Scanning Electron Microscopy


Published studies indicate that genes and dietary manganese deficiency cause vestibular defects and ataxic behaviors. Manganese deficiency during development causes otoconial defects in mice, rats, guinea pigs, and chicks. Mutant genes cause otoconial defects in mice, mink, and poultry. Manganese supplementation prevents the otoconial defects in some mutant mice and mink. Manganese is essential, before crystallization of the otoconia, for synthesis of mucopolysaccharides and otoconial matrix. Such defects can be induced, after otoconia are crystallized during fetal development, by dietary zinc deficiency and sulfonamide treatment (inhibits carbonic anhydrase, a zinc-requiring enzyme). Manganese and/or zinc supplementation ameliorates otoconial defects in pallid and lethal-milk (zinc-deficient) mice.
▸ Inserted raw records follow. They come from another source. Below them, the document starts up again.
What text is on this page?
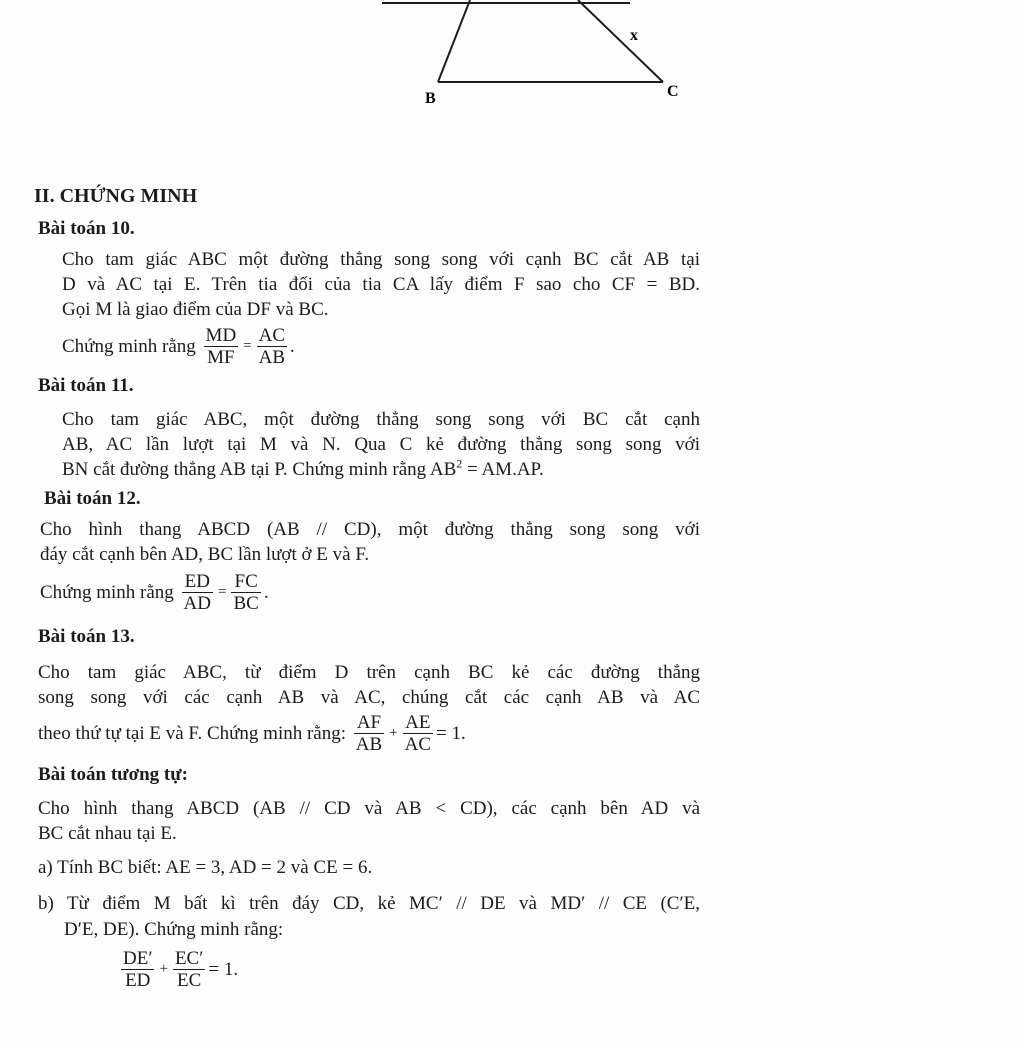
x
B	C
II. CHỨNG MINH
Bài toán 10.
Cho tam giác ABC một đường thẳng song song với cạnh BC cắt AB tại
D và AC tại E. Trên tia đối của tia CA lấy điểm F sao cho CF = BD.
Gọi M là giao điểm của DF và BC.
Chứng minh rằng $\frac{MD}{MF} = \frac{AC}{AB}$ .
Bài toán 11.
Cho tam giác ABC, một đường thẳng song song với BC cắt cạnh
AB, AC lần lượt tại M và N. Qua C kẻ đường thẳng song song với
BN cắt đường thẳng AB tại P. Chứng minh rằng $AB^2 = AM.AP$.
Bài toán 12.
Cho hình thang ABCD (AB // CD), một đường thẳng song song với
đáy cắt cạnh bên AD, BC lần lượt ở E và F.
Chứng minh rằng $\frac{ED}{AD} = \frac{FC}{BC}$ .
Bài toán 13.
Cho tam giác ABC, từ điểm D trên cạnh BC kẻ các đường thẳng
song song với các cạnh AB và AC, chúng cắt các cạnh AB và AC
theo thứ tự tại E và F. Chứng minh rằng: $\frac{AF}{AB} + \frac{AE}{AC} = 1$.
Bài toán tương tự:
Cho hình thang ABCD (AB // CD và AB < CD), các cạnh bên AD và
BC cắt nhau tại E.
a) Tính BC biết: AE = 3, AD = 2 và CE = 6.
b) Từ điểm M bất kì trên đáy CD, kẻ MC′ // DE và MD′ // CE (C′E,
D′E, DE). Chứng minh rằng:
$\frac{DE'}{ED} + \frac{EC'}{EC} = 1$.
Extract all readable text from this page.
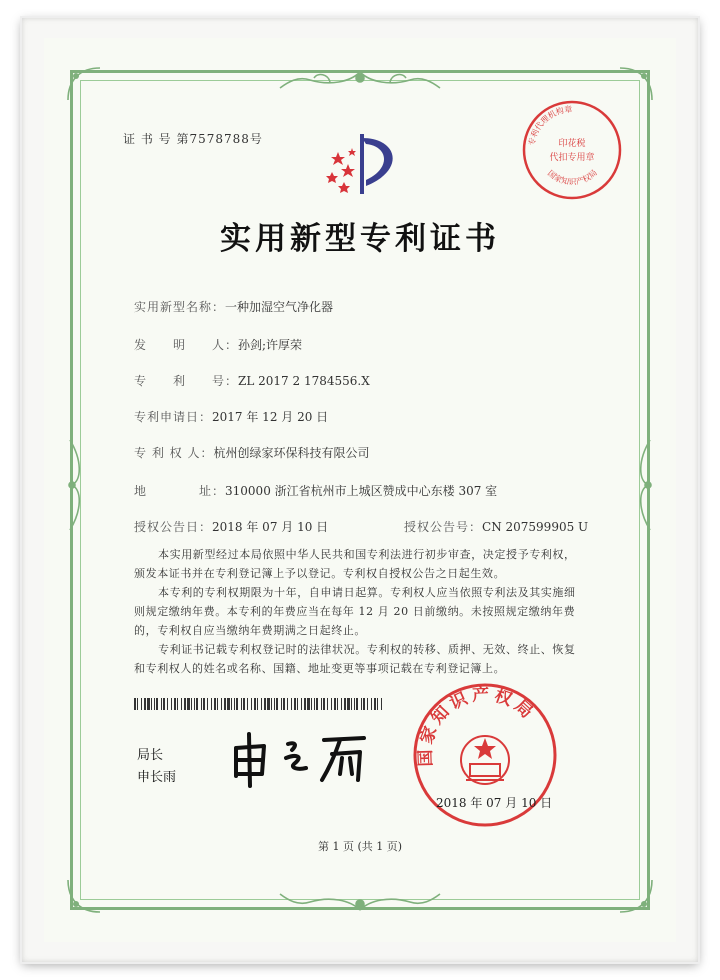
证 书 号 第7578788号	专利代理机构章
印花税
代扣专用章
国家知识产权局
实用新型专利证书
实用新型名称：一种加湿空气净化器
发　　明　　人：孙剑;许厚荣
专　　利　　号：ZL 2017 2 1784556.X
专利申请日：2017 年 12 月 20 日
专 利 权 人：杭州创绿家环保科技有限公司
地　　　　址：310000 浙江省杭州市上城区赞成中心东楼 307 室
授权公告日：2018 年 07 月 10 日	授权公告号：CN 207599905 U
本实用新型经过本局依照中华人民共和国专利法进行初步审查，决定授予专利权，颁发本证书并在专利登记簿上予以登记。专利权自授权公告之日起生效。
本专利的专利权期限为十年，自申请日起算。专利权人应当依照专利法及其实施细则规定缴纳年费。本专利的年费应当在每年 12 月 20 日前缴纳。未按照规定缴纳年费的，专利权自应当缴纳年费期满之日起终止。
专利证书记载专利权登记时的法律状况。专利权的转移、质押、无效、终止、恢复和专利权人的姓名或名称、国籍、地址变更等事项记载在专利登记簿上。
局长
申长雨
国家知识产权局
2018 年 07 月 10 日
第 1 页 (共 1 页)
Studies herein show that: 1) Developing otoconia can be quantitatively labeled with 45 Ca. This may provide a means for studying calcium metabolism in otoconia over a prolonged period of time and for determining the possible effects of diet, drugs, and other factors on otoconia. 2) Otoconial defects, induced after otoconia form in the fetus, were observed in newborn mice, but disappeared by two days after birth. Conditions of the inner ear may contribute to the calcification of otoconia. 3) Manganese and zinc supplementation of pallid mice via acidified drinking water is more effective than dietary supplementation in preventing otoconial defects. The effectiveness of zinc but not of manganese is related to ma tern al genotype (+/pa vs. pa/pa). The effect of supplementation of the dams with zinc but not with manganese increases over successive litters. These studies indicate the potential for interaction of genes and trace minerals on otoconial formation and maintenance.